Construction of the BSL-3 lab within an existing floor-to-floor height of 12’-0”, less than would typically be designed into a new construction lab building, necessitated meticulous pre-construction coordination by the design and contractor teams to accommodate the required ceiling height and support systems within a more constrained environment. Revit was utilized to model and coordinate all equipment, conduit, ductwork and service access to negotiate clearances as tight as ¼” in some areas.
Another technique used to mitigate clearance issues was the utilization of specialty thin support straps integrated into the ductwork unistrut system to minimize the sectional footprint of the ductwork. The results of these efforts were evident in the tightly coordinated mechanical support space pictured below.
Coordination of services within the mechanical support space
Safety is in the Details
With apologies to Mies van de Rohe, when it comes to laboratory design, safety is in the details. The tour of the BSL-3 highlighted some small design decisions that have a huge impact when it comes to containment of a BSL-3 space. As previously mentioned, this tour gave us the chance to see design techniques that would normally be hidden behind a coat of paint. A perfect example of this is the containment detailing of a typical in-wall fixture box, pictured below.
Containment detailing of front and rear of fixture box
Not only does the flush-mounted box have a continuous flexible sealant joint around the perimeter, but within the wall cavity the air-tight foam is applied to prevent transmission of any contaminated material.
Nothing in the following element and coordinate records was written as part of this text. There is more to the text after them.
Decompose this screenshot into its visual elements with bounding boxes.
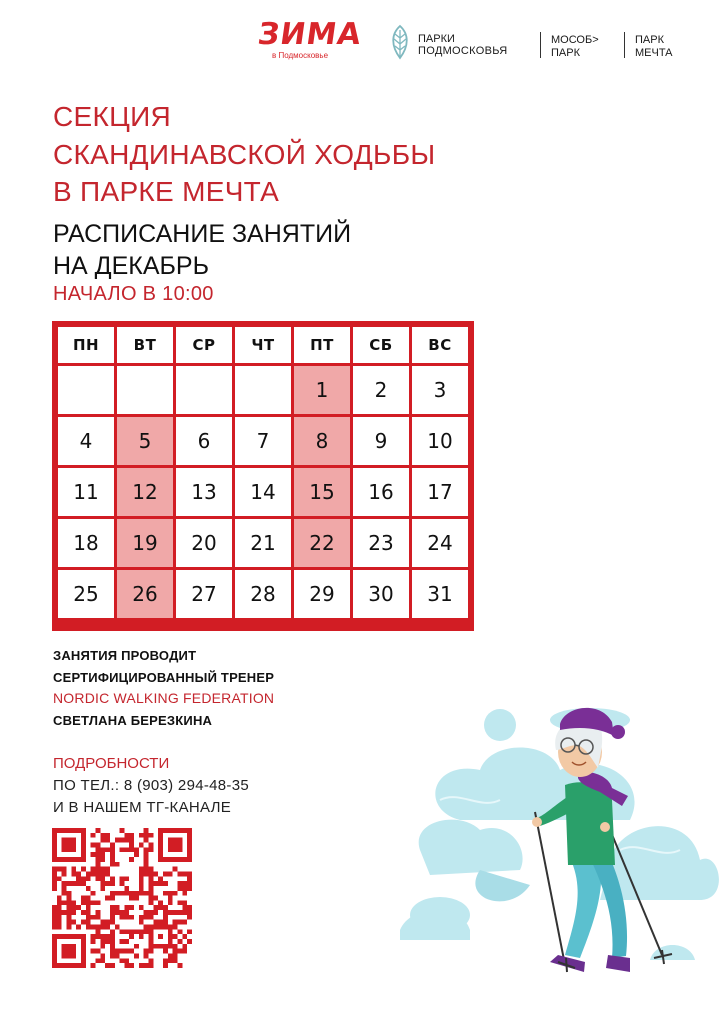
title-line-3: В ПАРКЕ МЕЧТА (53, 176, 280, 207)
calendar-day-cell (58, 366, 114, 414)
park-mechta-logo-line1: ПАРК (635, 34, 664, 46)
calendar-day-cell: 11 (58, 468, 114, 516)
calendar-day-cell: 2 (353, 366, 409, 414)
weekday-thu: ЧТ (235, 327, 291, 363)
park-mechta-logo-line2: МЕЧТА (635, 47, 673, 59)
calendar-day-cell: 8 (294, 417, 350, 465)
calendar-day-cell (176, 366, 232, 414)
weekday-fri: ПТ (294, 327, 350, 363)
calendar-day-cell: 22 (294, 519, 350, 567)
calendar-day-cell: 19 (117, 519, 173, 567)
zima-logo-subtitle: в Подмосковье (272, 51, 329, 60)
calendar-week-row (58, 366, 468, 414)
calendar-day-cell (117, 366, 173, 414)
nordic-walker-illustration (400, 700, 724, 1024)
start-time: НАЧАЛО В 10:00 (53, 283, 214, 305)
contacts-phone: ПО ТЕЛ.: 8 (903) 294-48-35 (53, 777, 250, 794)
calendar-day-cell: 20 (176, 519, 232, 567)
calendar-day-cell: 5 (117, 417, 173, 465)
calendar-day-cell: 9 (353, 417, 409, 465)
calendar-day-cell: 23 (353, 519, 409, 567)
park-mechta-logo (635, 34, 673, 60)
title-line-2: СКАНДИНАВСКОЙ ХОДЬБЫ (53, 139, 436, 170)
parks-logo (388, 22, 538, 62)
mosobpark-logo (551, 34, 599, 60)
weekday-tue: ВТ (117, 327, 173, 363)
calendar-grid (55, 324, 471, 621)
contacts-telegram: И В НАШЕМ ТГ-КАНАЛЕ (53, 799, 232, 816)
calendar-week-row (58, 570, 468, 618)
calendar-weekday-row (58, 327, 468, 363)
parks-leaf-icon (388, 24, 412, 60)
subtitle-line-2: НА ДЕКАБРЬ (53, 252, 210, 280)
calendar-day-cell (235, 366, 291, 414)
title-line-1: СЕКЦИЯ (53, 101, 172, 132)
mosobpark-logo-line2: ПАРК (551, 47, 580, 59)
calendar-day-cell: 18 (58, 519, 114, 567)
parks-logo-line1: ПАРКИ (418, 33, 455, 45)
calendar-day-cell: 15 (294, 468, 350, 516)
calendar-week-row (58, 417, 468, 465)
calendar-day-cell: 14 (235, 468, 291, 516)
weekday-sun: ВС (412, 327, 468, 363)
trainer-line-2: СЕРТИФИЦИРОВАННЫЙ ТРЕНЕР (53, 670, 275, 685)
calendar-day-cell: 31 (412, 570, 468, 618)
calendar-day-cell: 30 (353, 570, 409, 618)
zima-logo (255, 17, 366, 62)
calendar-day-cell: 13 (176, 468, 232, 516)
trainer-name: СВЕТЛАНА БЕРЕЗКИНА (53, 713, 213, 728)
calendar-day-cell: 3 (412, 366, 468, 414)
calendar-day-cell: 7 (235, 417, 291, 465)
parks-logo-line2: ПОДМОСКОВЬЯ (418, 45, 508, 57)
mosobpark-logo-line1: МОСОБ> (551, 34, 599, 46)
weekday-wed: СР (176, 327, 232, 363)
calendar-day-cell: 1 (294, 366, 350, 414)
contacts-title: ПОДРОБНОСТИ (53, 755, 170, 772)
calendar-day-cell: 17 (412, 468, 468, 516)
logo-divider (624, 32, 625, 58)
calendar-day-cell: 21 (235, 519, 291, 567)
logo-divider (540, 32, 541, 58)
calendar-week-row (58, 468, 468, 516)
calendar-day-cell: 28 (235, 570, 291, 618)
calendar-day-cell: 10 (412, 417, 468, 465)
schedule-calendar (52, 321, 474, 631)
calendar-day-cell: 26 (117, 570, 173, 618)
weekday-sat: СБ (353, 327, 409, 363)
subtitle-line-1: РАСПИСАНИЕ ЗАНЯТИЙ (53, 220, 352, 248)
calendar-day-cell: 27 (176, 570, 232, 618)
calendar-day-cell: 16 (353, 468, 409, 516)
calendar-day-cell: 4 (58, 417, 114, 465)
trainer-federation: NORDIC WALKING FEDERATION (53, 690, 275, 706)
calendar-day-cell: 29 (294, 570, 350, 618)
zima-logo-text: ЗИМА (255, 17, 365, 52)
calendar-day-cell: 25 (58, 570, 114, 618)
trainer-line-1: ЗАНЯТИЯ ПРОВОДИТ (53, 648, 197, 663)
weekday-mon: ПН (58, 327, 114, 363)
calendar-day-cell: 12 (117, 468, 173, 516)
calendar-day-cell: 6 (176, 417, 232, 465)
calendar-day-cell: 24 (412, 519, 468, 567)
calendar-week-row (58, 519, 468, 567)
telegram-qr-code[interactable] (52, 828, 192, 968)
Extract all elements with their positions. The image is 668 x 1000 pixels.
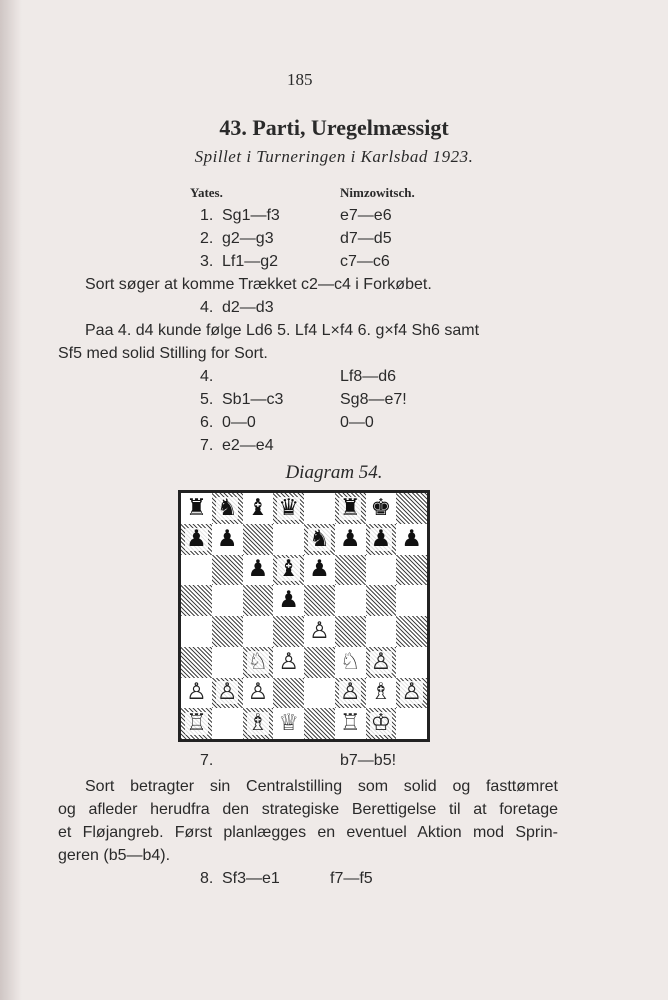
light-square [212, 524, 243, 555]
white-move: Sg1—f3 [222, 207, 280, 224]
dark-square [396, 555, 427, 586]
black-move: f7—f5 [330, 870, 373, 887]
commentary-3-line: et Fløjangreb. Først planlægges en eventuel Aktion mod Sprin- [58, 824, 558, 841]
light-square [335, 524, 366, 555]
light-square [273, 647, 304, 678]
white-pawn-icon: ♙ [339, 679, 361, 706]
dark-square [396, 616, 427, 647]
black-move: c7—c6 [340, 253, 390, 270]
dark-square [366, 585, 397, 616]
light-square [181, 493, 212, 524]
white-player-name: Yates. [190, 185, 223, 200]
white-bishop-icon: ♗ [370, 679, 392, 706]
light-square [273, 585, 304, 616]
light-square [243, 555, 274, 586]
light-square [273, 524, 304, 555]
black-pawn-icon: ♟ [186, 525, 207, 552]
black-bishop-icon: ♝ [247, 494, 269, 521]
light-square [304, 493, 335, 524]
black-pawn-icon: ♟ [401, 525, 422, 552]
white-rook-icon: ♖ [186, 710, 207, 737]
commentary-3 [58, 775, 558, 867]
light-square [212, 647, 243, 678]
white-move: e2—e4 [222, 437, 274, 454]
black-pawn-icon: ♟ [247, 556, 269, 583]
white-move: Lf1—g2 [222, 253, 279, 270]
move-number: 4. [200, 368, 214, 385]
dark-square [335, 555, 366, 586]
dark-square [212, 678, 243, 709]
black-bishop-icon: ♝ [278, 556, 299, 583]
dark-square [335, 678, 366, 709]
white-move: g2—g3 [222, 230, 274, 247]
dark-square [243, 585, 274, 616]
light-square [243, 616, 274, 647]
dark-square [304, 647, 335, 678]
black-pawn-icon: ♟ [370, 525, 392, 552]
move-number: 5. [200, 391, 214, 408]
commentary-2-line1: Paa 4. d4 kunde følge Ld6 5. Lf4 L×f4 6. g×f4 Sh6 samt [85, 322, 480, 339]
black-player-name: Nimzowitsch. [340, 185, 415, 200]
dark-square [181, 524, 212, 555]
light-square [396, 585, 427, 616]
commentary-3-line: og afleder herudfra den strategiske Berettigelse til at foretage [58, 801, 558, 818]
dark-square [212, 555, 243, 586]
light-square [335, 585, 366, 616]
dark-square [212, 493, 243, 524]
black-rook-icon: ♜ [339, 494, 361, 521]
white-pawn-icon: ♙ [247, 679, 269, 706]
dark-square [304, 708, 335, 739]
dark-square [212, 616, 243, 647]
commentary-1: Sort søger at komme Trækket c2—c4 i Forkøbet. [85, 276, 432, 293]
white-move: Sb1—c3 [222, 391, 284, 408]
move-number: 4. [200, 299, 214, 316]
light-square [396, 524, 427, 555]
white-move: d2—d3 [222, 299, 274, 316]
move-number: 8. [200, 870, 214, 887]
white-pawn-icon: ♙ [370, 648, 392, 675]
black-move: b7—b5! [340, 752, 397, 769]
white-pawn-icon: ♙ [309, 617, 330, 644]
move-number: 1. [200, 207, 214, 224]
game-title: 43. Parti, Uregelmæssigt [219, 115, 449, 140]
light-square [366, 493, 397, 524]
move-number: 7. [200, 437, 214, 454]
light-square [212, 708, 243, 739]
light-square [243, 678, 274, 709]
light-square [243, 493, 274, 524]
light-square [273, 708, 304, 739]
black-pawn-icon: ♟ [339, 525, 361, 552]
white-queen-icon: ♕ [278, 710, 299, 737]
commentary-3-line: Sort betragter sin Centralstilling som solid og fasttømret [85, 778, 558, 795]
black-knight-icon: ♞ [309, 525, 330, 552]
move-number: 2. [200, 230, 214, 247]
white-knight-icon: ♘ [247, 648, 269, 675]
game-subtitle: Spillet i Turneringen i Karlsbad 1923. [194, 147, 474, 166]
white-pawn-icon: ♙ [401, 679, 422, 706]
black-pawn-icon: ♟ [278, 587, 299, 614]
light-square [396, 647, 427, 678]
dark-square [396, 678, 427, 709]
move-number: 6. [200, 414, 214, 431]
commentary-3-line: geren (b5—b4). [58, 847, 171, 864]
dark-square [396, 493, 427, 524]
black-move: 0—0 [340, 414, 374, 431]
dark-square [366, 647, 397, 678]
white-pawn-icon: ♙ [186, 679, 207, 706]
black-pawn-icon: ♟ [309, 556, 330, 583]
black-move: Lf8—d6 [340, 368, 397, 385]
light-square [396, 708, 427, 739]
dark-square [366, 708, 397, 739]
dark-square [181, 647, 212, 678]
dark-square [181, 585, 212, 616]
black-pawn-icon: ♟ [216, 525, 238, 552]
black-king-icon: ♚ [370, 494, 392, 521]
white-move: Sf3—e1 [222, 870, 280, 887]
light-square [366, 555, 397, 586]
light-square [304, 678, 335, 709]
black-knight-icon: ♞ [216, 494, 238, 521]
chess-diagram [178, 490, 430, 742]
light-square [181, 555, 212, 586]
diagram-title: Diagram 54. [285, 462, 383, 483]
light-square [366, 616, 397, 647]
move-number: 3. [200, 253, 214, 270]
black-move: e7—e6 [340, 207, 392, 224]
dark-square [273, 678, 304, 709]
move-number: 7. [200, 752, 214, 769]
dark-square [181, 708, 212, 739]
dark-square [273, 555, 304, 586]
dark-square [335, 493, 366, 524]
black-queen-icon: ♛ [278, 494, 299, 521]
light-square [181, 616, 212, 647]
dark-square [243, 647, 274, 678]
dark-square [366, 524, 397, 555]
page-number: 185 [287, 70, 313, 89]
white-rook-icon: ♖ [339, 710, 361, 737]
light-square [304, 555, 335, 586]
white-pawn-icon: ♙ [278, 648, 299, 675]
white-move: 0—0 [222, 414, 256, 431]
white-bishop-icon: ♗ [247, 710, 269, 737]
white-king-icon: ♔ [370, 710, 392, 737]
dark-square [273, 616, 304, 647]
dark-square [304, 585, 335, 616]
light-square [366, 678, 397, 709]
light-square [181, 678, 212, 709]
black-move: Sg8—e7! [340, 391, 407, 408]
white-knight-icon: ♘ [339, 648, 361, 675]
black-rook-icon: ♜ [186, 494, 207, 521]
dark-square [304, 524, 335, 555]
dark-square [335, 616, 366, 647]
light-square [212, 585, 243, 616]
dark-square [243, 524, 274, 555]
dark-square [243, 708, 274, 739]
light-square [335, 647, 366, 678]
dark-square [273, 493, 304, 524]
black-move: d7—d5 [340, 230, 392, 247]
commentary-2-line2: Sf5 med solid Stilling for Sort. [58, 345, 268, 362]
white-pawn-icon: ♙ [216, 679, 238, 706]
light-square [335, 708, 366, 739]
light-square [304, 616, 335, 647]
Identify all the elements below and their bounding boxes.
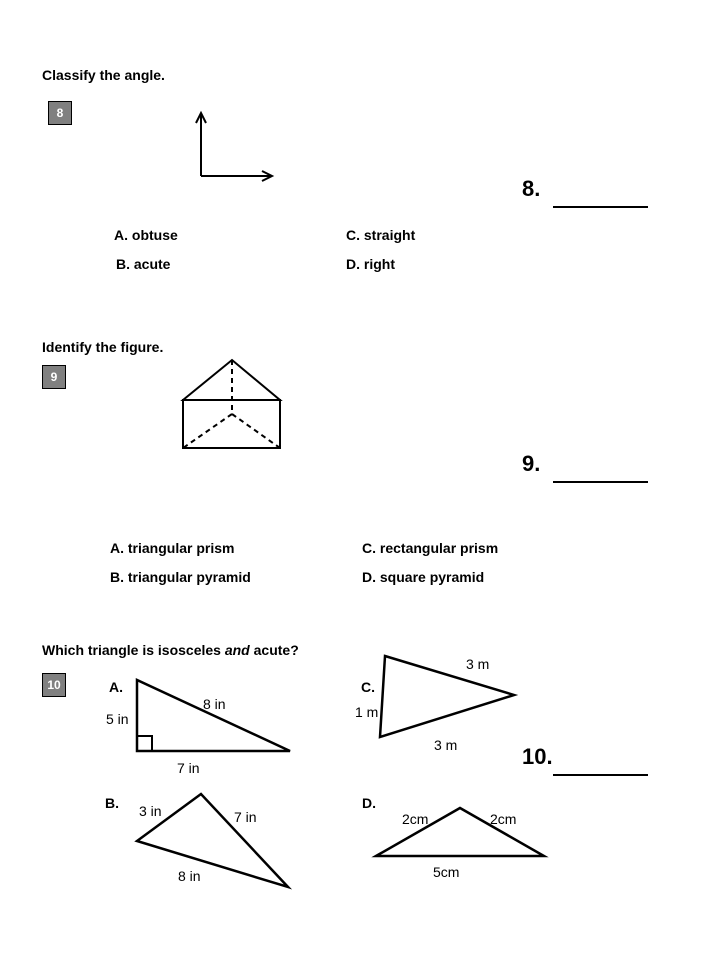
triangle-d-letter[interactable]: D. bbox=[362, 795, 376, 811]
q8-option-a[interactable]: A. obtuse bbox=[114, 227, 178, 243]
q9-option-d[interactable]: D. square pyramid bbox=[362, 569, 485, 585]
q8-option-b[interactable]: B. acute bbox=[116, 256, 171, 272]
triangle-c-side-top: 3 m bbox=[466, 656, 490, 672]
triangle-a-shape bbox=[137, 680, 290, 751]
q9-option-b[interactable]: B. triangular pyramid bbox=[110, 569, 251, 585]
triangle-a-side-left: 5 in bbox=[106, 711, 129, 727]
q9-option-c[interactable]: C. rectangular prism bbox=[362, 540, 499, 556]
q9-answer-blank[interactable] bbox=[553, 481, 648, 483]
triangle-c-shape bbox=[380, 656, 514, 737]
q8-instruction: Classify the angle. bbox=[42, 67, 165, 83]
triangle-d-side-right: 2cm bbox=[490, 811, 517, 827]
q9-option-a[interactable]: A. triangular prism bbox=[110, 540, 235, 556]
triangle-d-side-left: 2cm bbox=[402, 811, 429, 827]
triangle-a-letter[interactable]: A. bbox=[109, 679, 123, 695]
triangle-d-side-bottom: 5cm bbox=[433, 864, 460, 880]
q9-answer-label: 9. bbox=[522, 451, 541, 476]
triangle-c-side-bottom: 3 m bbox=[434, 737, 458, 753]
q8-angle-figure bbox=[196, 113, 272, 181]
q10-answer-label: 10. bbox=[522, 744, 553, 769]
triangle-b-letter[interactable]: B. bbox=[105, 795, 119, 811]
triangle-b-side-right: 7 in bbox=[234, 809, 257, 825]
q8-answer-label: 8. bbox=[522, 176, 541, 201]
triangle-a-side-hyp: 8 in bbox=[203, 696, 226, 712]
q8-option-c[interactable]: C. straight bbox=[346, 227, 416, 243]
triangle-c-side-left: 1 m bbox=[355, 704, 379, 720]
q9-instruction: Identify the figure. bbox=[42, 339, 164, 355]
q8-answer-blank[interactable] bbox=[553, 206, 648, 208]
q8-number-badge: 8 bbox=[48, 101, 72, 125]
triangle-a-side-bottom: 7 in bbox=[177, 760, 200, 776]
triangle-b-side-left: 3 in bbox=[139, 803, 162, 819]
q8-option-d[interactable]: D. right bbox=[346, 256, 395, 272]
q10-number-badge: 10 bbox=[42, 673, 66, 697]
triangle-c-letter[interactable]: C. bbox=[361, 679, 375, 695]
triangle-b-side-bottom: 8 in bbox=[178, 868, 201, 884]
q10-instruction: Which triangle is isosceles and acute? bbox=[42, 642, 299, 658]
q10-answer-blank[interactable] bbox=[553, 774, 648, 776]
q9-prism-figure bbox=[183, 360, 280, 448]
q9-number-badge: 9 bbox=[42, 365, 66, 389]
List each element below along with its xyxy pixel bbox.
Additionally, the opening of any conduit is fully sealed around the wiring at the connection to the box. These small design details are normally hidden to occupants, but are crucial to maintaining a continuous barrier around the laboratory. However, not all safety measures observed were concealed within the walls.
The windows located on the perimeter of the lab provide access to natural light within the space, a rare luxury within such a facility, as well as a means of monitoring personnel safety from outside the barrier. However a flat window sill within the lab would provide an opportunity for contaminated material to collect. Therefore all window sills within the lab are sloped towards the floor to minimize them as a point of collection.
Detail of window sill within containment facility
Minor design details like these are just examples of the many techniques and best practices that were observed on the project that contribute to constructing and maintaining a properly functioning containment barrier for a BSL-3 facility.
As emerging designers in architecture, insight gained from YDC site visits like this one can have a far reaching impact on future projects and professional development. Learning how the owner, design team and contractor positively engaged the community on the project gave a framework for outreach on future projects that anticipate public concern. Seeing techniques utilized to navigate the tight clearances gave an appreciation how preconstruction coordination can produce a successful design in even the tightest of quarters. Additionally, considering the thought given to containment of a typical fixture connection exemplified the detail required for the diligent design of complex spaces like a BSL-3 containment facility. Opportunities for lessons and professional development like these are a great example of the core values of the YDC in action and how they continually provide a positive impact for staff of all levels at Payette.